I blame my carelessness. I hope the person who finds you enjoys my music.

It isn’t easy maintaining playlists for years.

I lost my trusty iPod Touch on a recent island trip. I was listening to it on the ferry back to Mersing (Malaysia), enjoying the sea breeze. I’m bummed and I’m punishing myself by not rushing to buy a new one. Grieving, literally.

Do anything I want when I grow up?

Aside

Sunset by Nagarkot

Well that was what my Mom told me when I was a child.

20 years on, I haven’t done ‘anything’ worthy to be called ‘something’. Le sigh.

Education: I passed all my GCEs, got my Bachelor’s . Not the best student around but at least I can spell and form sentences. Plus I know several languages thanks to my heritage and nationality.

Relationships: Blah. In and out.

Finances: Barely saved after 4 years of work. Bills bills and more bills 😦

Travel: Been backpacking yearly. I enjoy the solitude. Seen and photographed pretty sunsets and animals.

Friends: A nice group of friends. Though I realise I’m being nasty to some recently. Not nasty bad but bitchy. I’m blaming PMS. I’ll see how I can mend it.

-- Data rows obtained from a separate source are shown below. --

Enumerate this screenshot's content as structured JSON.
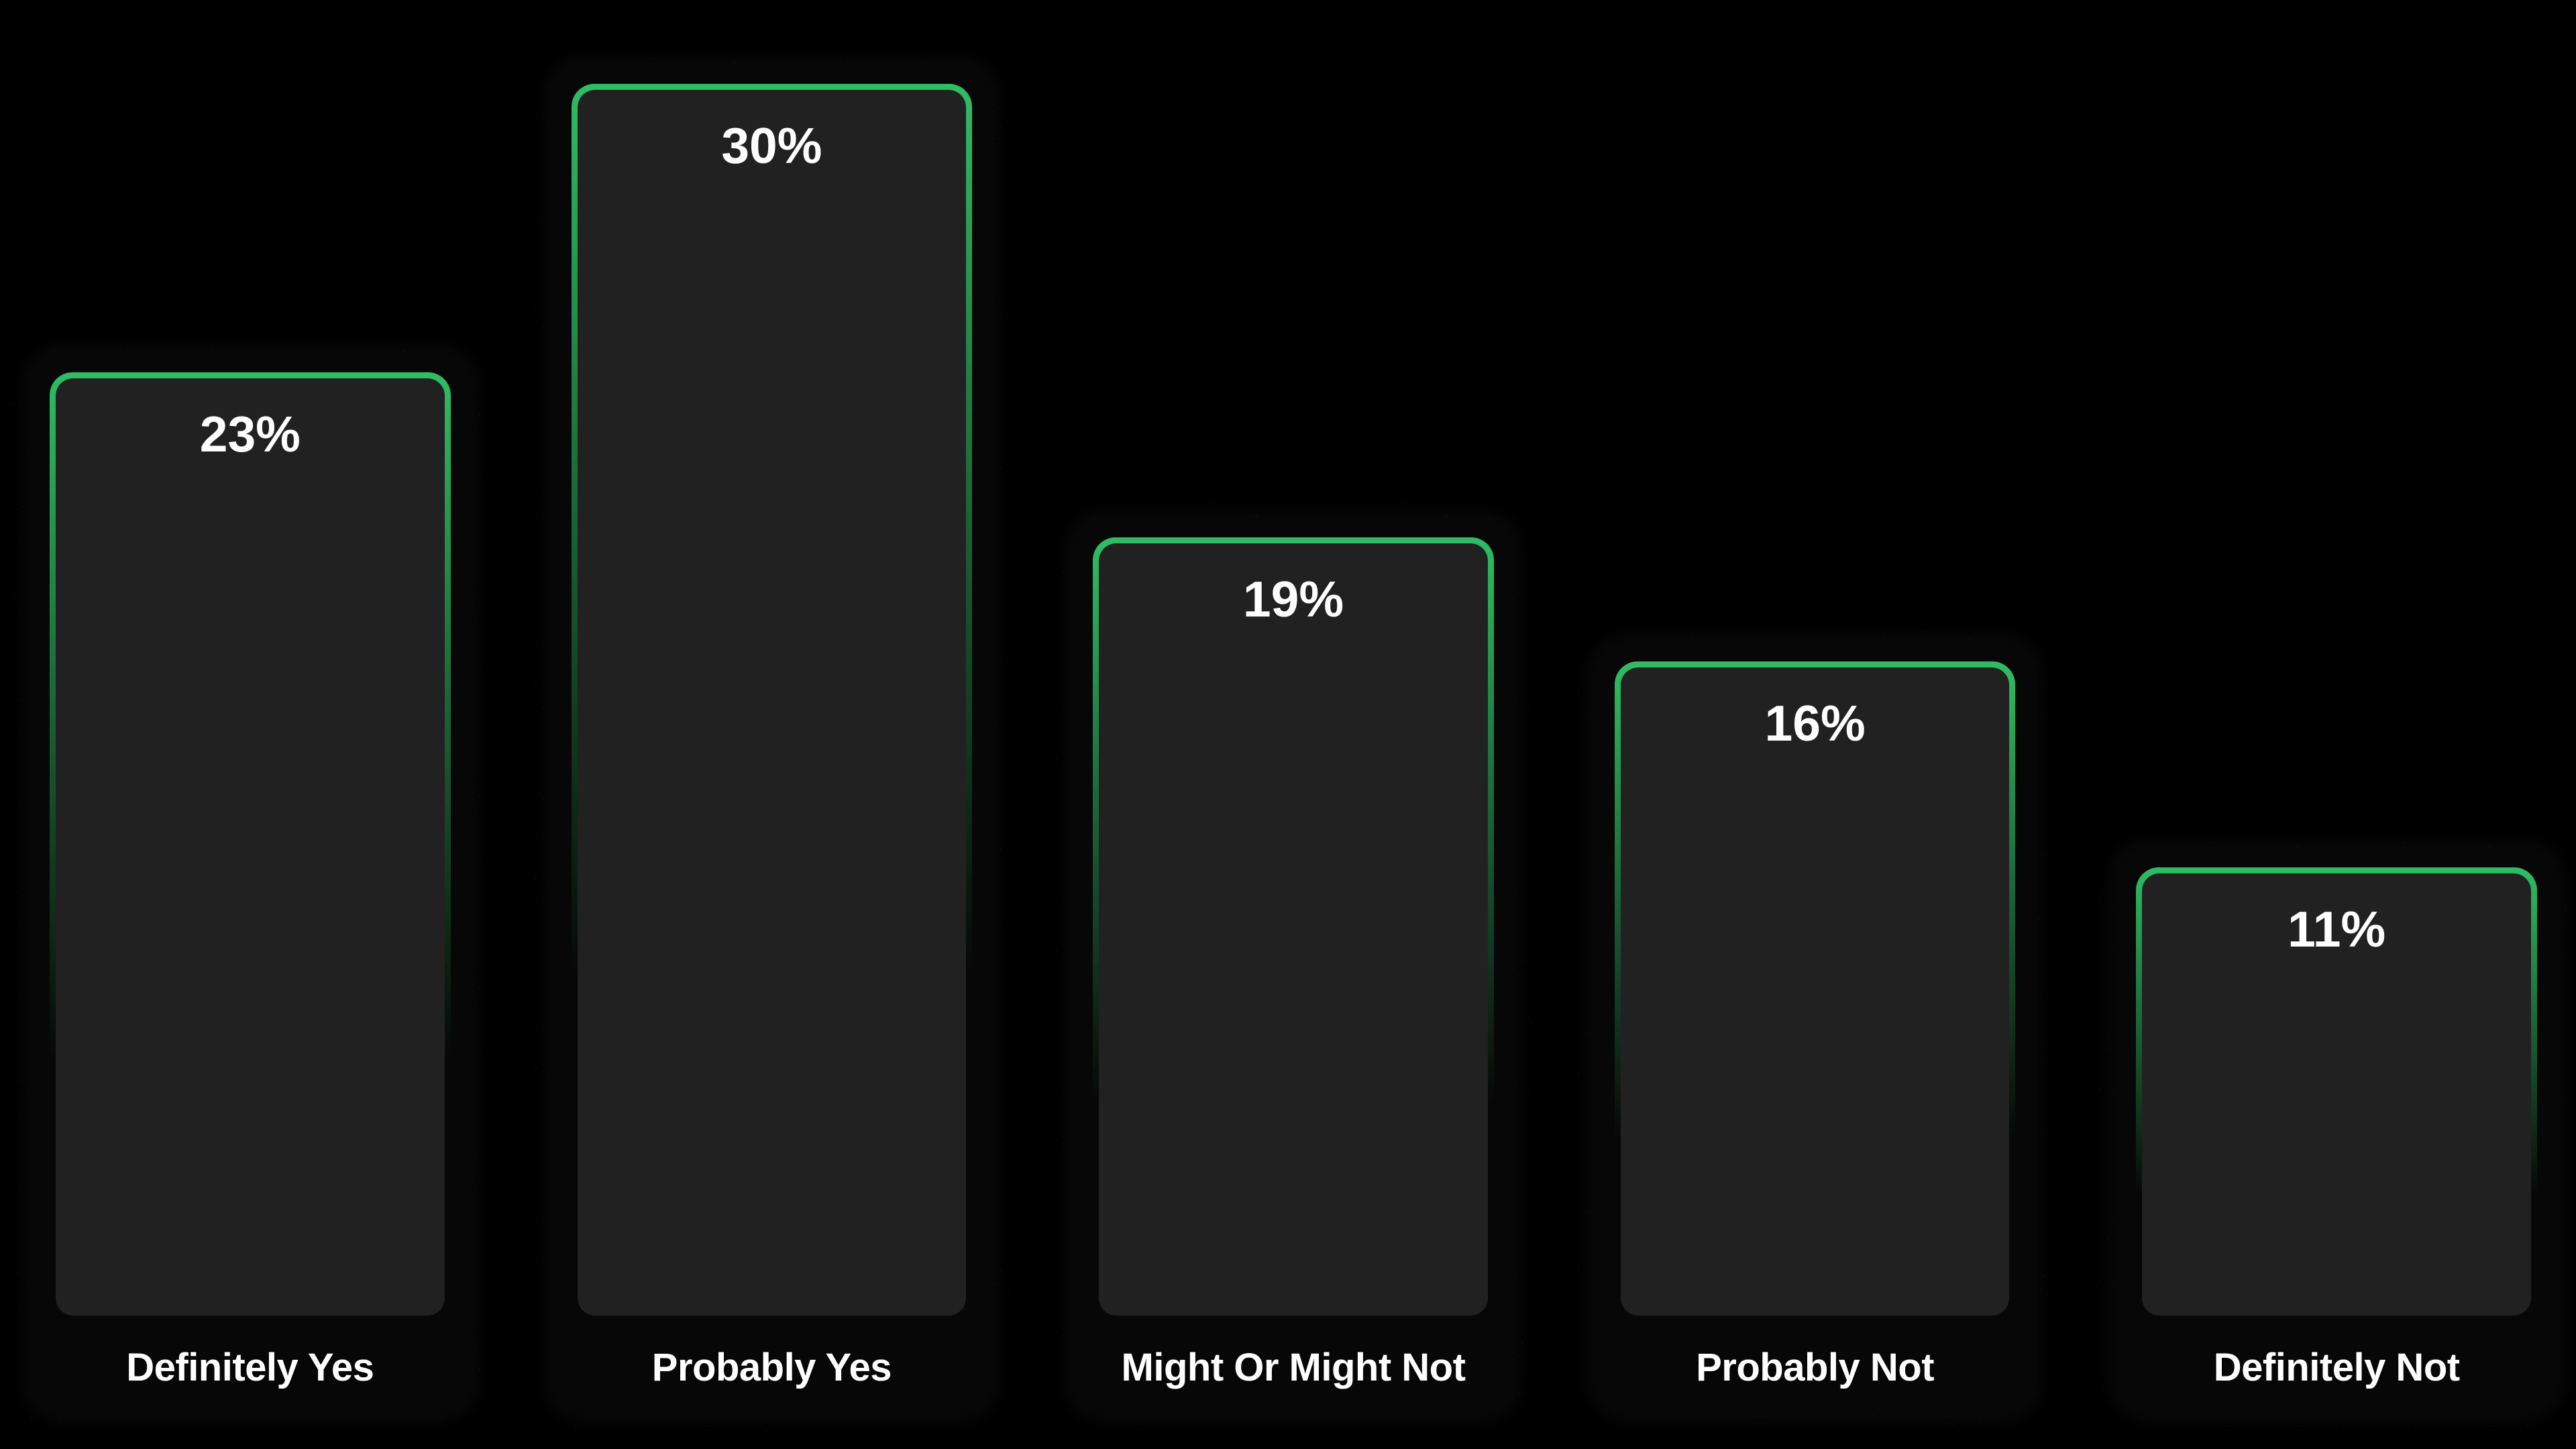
{
  "chart_data": {
    "type": "bar",
    "title": "",
    "xlabel": "",
    "ylabel": "",
    "unit": "percent",
    "ylim": [
      0,
      30
    ],
    "grid": false,
    "legend": "none",
    "orientation": "vertical",
    "categories": [
      "Definitely Yes",
      "Probably Yes",
      "Might Or Might Not",
      "Probably Not",
      "Definitely Not"
    ],
    "values": [
      23,
      30,
      19,
      16,
      11
    ],
    "points": [
      {
        "label": "Definitely Yes",
        "value": 23,
        "display": "23%"
      },
      {
        "label": "Probably Yes",
        "value": 30,
        "display": "30%"
      },
      {
        "label": "Might Or Might Not",
        "value": 19,
        "display": "19%"
      },
      {
        "label": "Probably Not",
        "value": 16,
        "display": "16%"
      },
      {
        "label": "Definitely Not",
        "value": 11,
        "display": "11%"
      }
    ]
  },
  "style": {
    "page_bg": "#000000",
    "card_bg": "#070707",
    "bar_fill": "#212121",
    "accent_green": "#2fbd63",
    "text_color": "#ffffff"
  }
}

Work: 2 jobs. First one sucked and I suffered physically and mentally. Second job now is the total opposite. Nice boss and environment. But I’m turning complacent so I need to start creating a goal list now.

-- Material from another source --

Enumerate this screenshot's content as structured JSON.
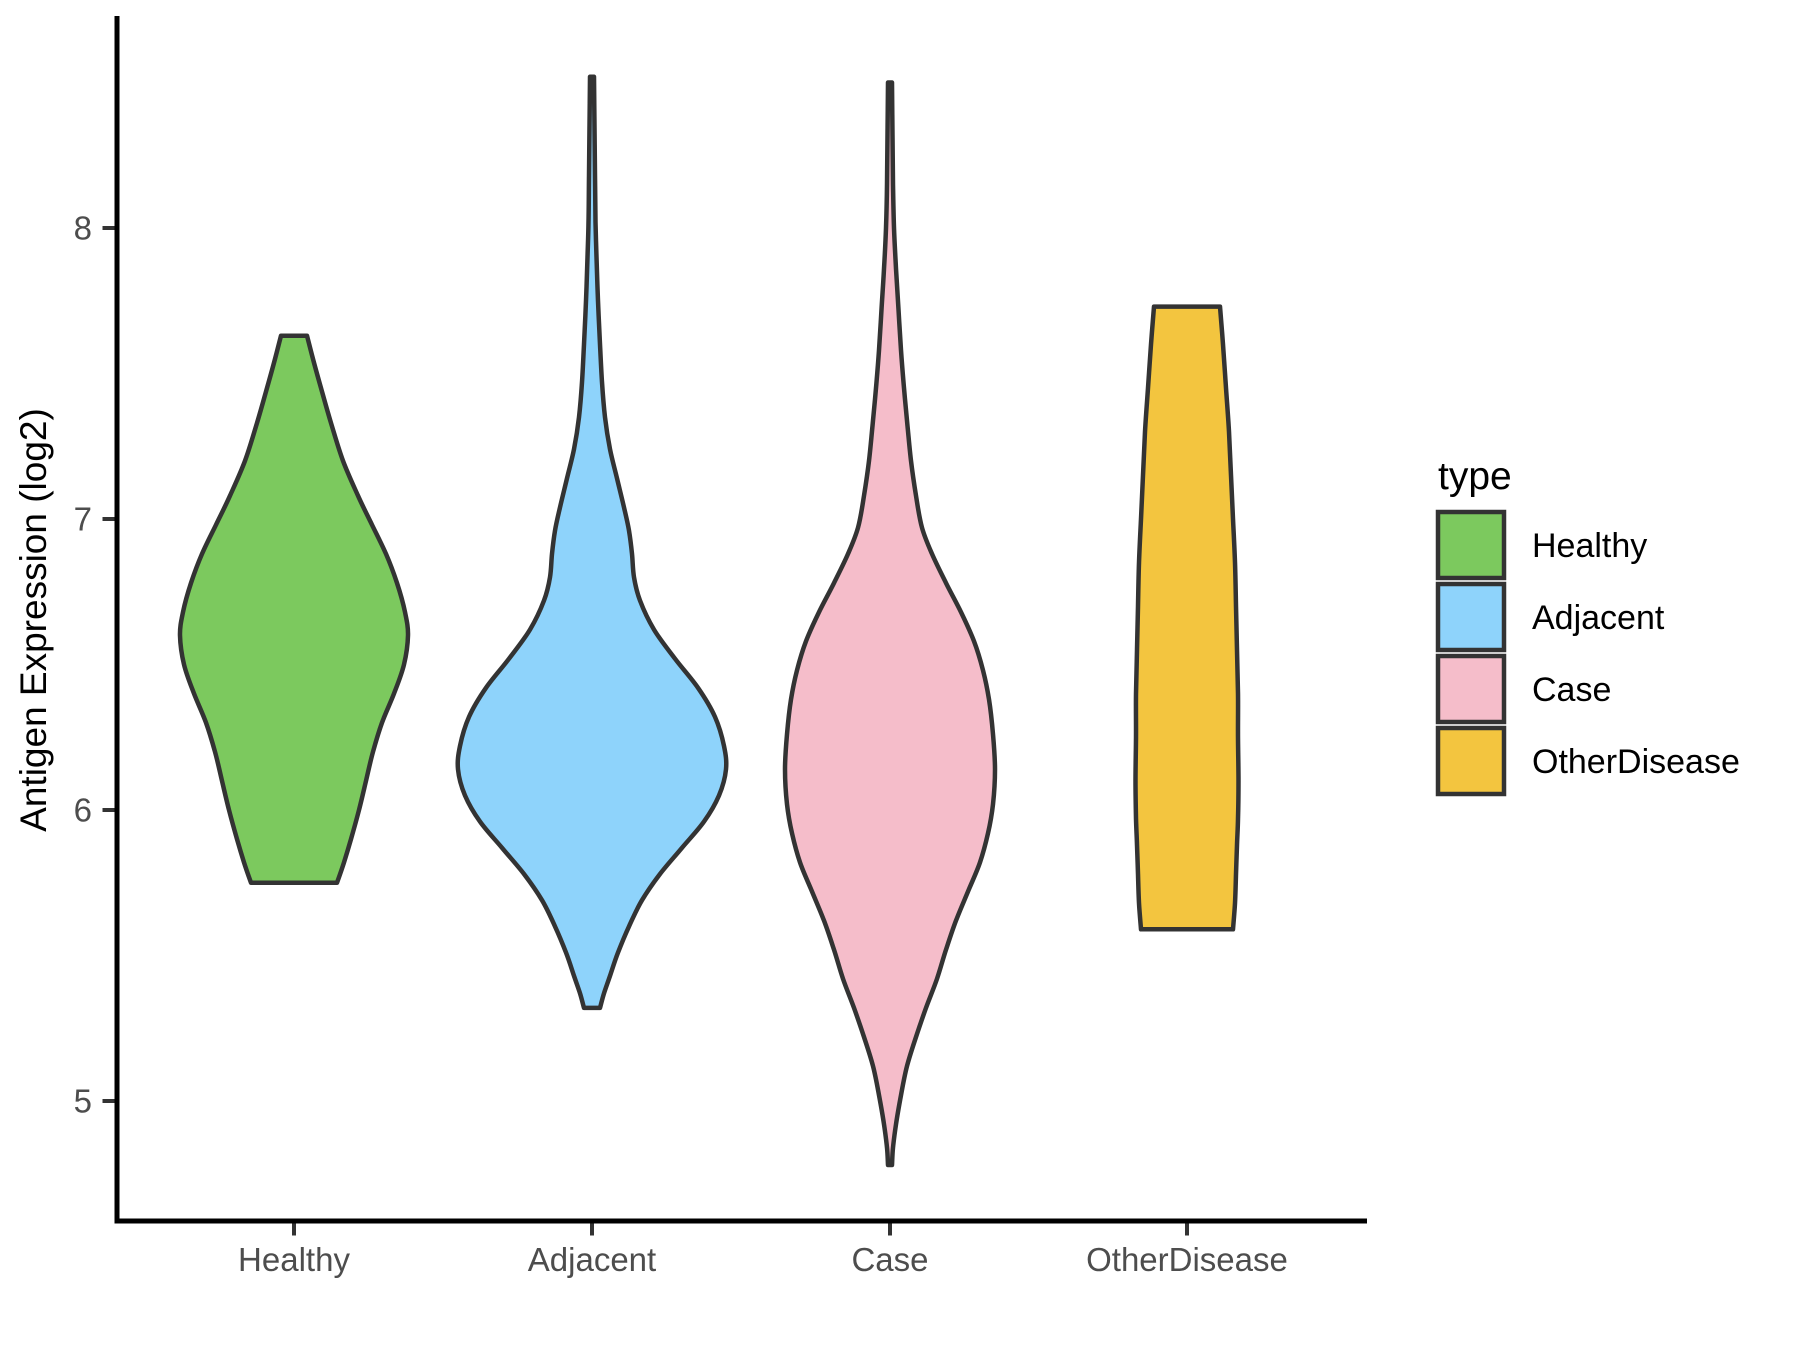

If I were to rate my life till now, I’m a BLAH on a scale. To be born in a developed country and be given so many opportunities, I guess … I guess I should be achieving more.

Where did the time go?

1st Birthday.. cake was shared with my elder brother whose birthday was a few weeks ahead.

I chanced upon this photo while clearing whatsapp crap pics off my phone. 24+ years ago. This chubby little thing has morphed into a 5 ft 7 monster that still throws a fit when things don’t go her way. My mum’s doctor only wrote ‘big baby’ in my birth booklet. So that’s what we pay gynaecologists for.

Recently, I found a bunch of photobooks in my grandma’s wardrobe that had photos from the 1960s,70s and 80s. It was weird seeing my uncles’ and mum’s younger selves. Sometimes I wish I can read their minds and know how they look upon their lives.

I had a good browse through my old blog on blogspot and I’m surprised by the words I used as a high schooler. I think I would want to go back in time and give a pat to my younger self.

You have grown up well despite the odds and crazy hair.
Stay true to yourself and continue trying life.
What you will go through in the next few years will be tough but please press on.
Thank you for never giving up even during the hardest times.

a nurtured optimist

208665_10150486945970608_5083646_nI was never a pessimist. Neither am I much of an optimist. But I do list Winston Churchill’s optimist quote as a personal favourite along with tonnes of Dalai Lama sayings.

But I am always grateful for every day. That explains this blog. I really am an optimist huh?

Not forgetting my Scorpio-traits, I get pissed-off pretty easily if I were to witness injustice or get really emo if someone shares a sad story on Facebook. Look me in the eyes if you need answers about my day’s mood.

Today, a friend posted this link (mywifesfightwithbreastcancer.com) on Facebook and I got teary-eyed just browsing through. I thought about the fragility of life, dealing with god’s arrangements for everyone and most importantly, heartbreaks that trail and last a lifetime.

I reckon my sensitivity came from my personal experience. My Mum was diagnosed with an illness that requires chemotherapy during my teens and she spent a good year in hospital battling the illness, inner demons and dropping hair. I grew really depressed during the period with no one to turn to. That’s what puberty does to you. I am glad our family got through the whole ordeal but it also made me cherish life even more. I became somewhat afraid of ‘death’ too.

Will I be able to bravely face the day where my loved ones leave?

Will I be able to leave my loved one behind when my time comes?

Have you lost a loved one and been suppressing the misery inside?

I know for sure that I’m slowly regaining confidence as a ‘smile-r’ and becoming a more ‘grateful’ person inside as everyday with my loved ones is a gift.